Allah Maha Menyaksikan atau Maha Melihat dengan itu Allah Maha Mengetahui, disebut pula sebagai Asmaul Husna Asy-Syahid (Maha Menyaksikan)



T
ulisan berikut akan membahas salah satu bab dari kitab “Al-Maqshadul Asna fi Syarhi Ma’ani Asmaaillah al-Husna” karya Al-Imam Al-Ghazali rahimahullah, singkatnya bermaksud membahas nama Allah Asy-Syahid – Allah Maha Menyaksikan. Yang bersumber dari ceramah Ust. Fathuddin Ja’far, MA. Serta ditambahkan seperlunya oleh Admin blog. Semoga bermanfaat. □ AFM




A
sy-Syahid maknanya kembali kepada makna Al-‘Alim (Maha Mengetahui), seperti dijelaskan dalam ayat Al-Qur’an yang menjelaskan tentang Allah: “Dia lah Allah, tidak ada tuhan selain Dia. Mengetahui yang ghaib dan yang nyata. Dialah Yang Maha Pengasih lagi Maha Penyayang,” [QS Al-Hasyr 59:22].

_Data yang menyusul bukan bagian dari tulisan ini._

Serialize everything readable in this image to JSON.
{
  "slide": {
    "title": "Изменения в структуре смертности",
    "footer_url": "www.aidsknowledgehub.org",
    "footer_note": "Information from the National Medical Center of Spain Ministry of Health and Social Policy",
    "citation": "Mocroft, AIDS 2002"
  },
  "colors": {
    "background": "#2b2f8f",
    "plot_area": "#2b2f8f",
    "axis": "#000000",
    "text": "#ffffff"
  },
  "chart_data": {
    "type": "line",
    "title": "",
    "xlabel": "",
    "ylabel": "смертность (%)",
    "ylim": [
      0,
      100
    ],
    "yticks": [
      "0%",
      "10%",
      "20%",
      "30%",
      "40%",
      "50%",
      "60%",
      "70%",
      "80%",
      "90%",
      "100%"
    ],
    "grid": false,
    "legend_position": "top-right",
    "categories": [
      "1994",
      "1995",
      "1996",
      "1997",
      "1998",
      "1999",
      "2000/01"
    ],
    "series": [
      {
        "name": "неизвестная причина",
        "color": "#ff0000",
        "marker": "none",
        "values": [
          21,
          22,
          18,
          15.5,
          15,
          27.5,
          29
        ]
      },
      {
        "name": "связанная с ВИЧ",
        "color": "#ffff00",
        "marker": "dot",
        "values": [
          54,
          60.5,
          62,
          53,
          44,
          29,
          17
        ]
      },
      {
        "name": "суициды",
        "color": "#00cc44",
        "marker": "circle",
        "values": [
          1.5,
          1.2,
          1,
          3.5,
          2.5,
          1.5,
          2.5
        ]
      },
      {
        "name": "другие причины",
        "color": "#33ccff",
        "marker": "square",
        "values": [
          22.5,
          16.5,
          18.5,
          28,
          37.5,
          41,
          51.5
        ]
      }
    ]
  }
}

Ghaib adalah sesuatu yang tersembunyi, sedangkan asy-Syahadah adalah sesuatu yang tampak dan dapat disaksikan. Jadi makna asy-Syahid adalah Dia Maha Mengetahui yang ghaib (tak nampak tapi ada) dan yang nampak (nyata). Seperti halnya jin dan angin, keduanya tidak nampak dan tidak dapat dilihat oleh manusia tapi Allah mengetahui sesuatu yang tidak nampak oleh manusia.

Sesuatu yang dapat dilihat oleh manusia baru sebagian kecil dari makhluk yang ada, masih ada sebagian besar makhluk Allah yang tidak bisa dilihat. Seperti halnya dengan pengetahuan isi alam semesta yang manusia ketahui adalah kurang dari 1 (satu) persen dari keseluruhan alam semesta yang diselidiki dan diyakini manusia ada tapi hakekatnya tidak diketahui yaitu, 73 persen dalam bentuk ‘energi gelap, sedang sisanya dalam bentuk ‘materi gelap’.

Bahkan apa yang ada di dalam dirinya sendiri ia tidak dapat melihatnya seperti jantung, ginjal, hati dan lainnya, karena terbungkus oleh kulit dan daging yang menutupi seluruh tubuh manusia. Kita tahu dari gambar-gambar dari ilmu tubuh manusia, sementara dokter yang mengoperasi pasiennya tahu.

Tapi yang sama sekali kita tidak dapat melihat adalah ruh kita sendiri dan ruh manusia lainnya serta hal-hal yang gaib lainnya seperti malaikat, syaithan dan seterusnya. Karena itu ketika Luqmān mengajarkan tentang muraqabah (merasa diawasi) oleh Allah kepada anaknya sangat luar biasa mengungkapkannya seperti yang dinukilkan dalam firman-Nya dalam Kitab Suci Al-Qur’an yang artinya:

(Luqmān berkata): “Hai anakku! Sungguh, jika ada (sesuatu perbuatan) seberat biji sawi, dan berada dalam batu atau di langit atau di bumi, niscaya Allah akan memberinya (balasan). Sesungguhnya Allah Maha Halus lagi Maha Mengetahui (Teliti),” [QS Luqmān 31:16).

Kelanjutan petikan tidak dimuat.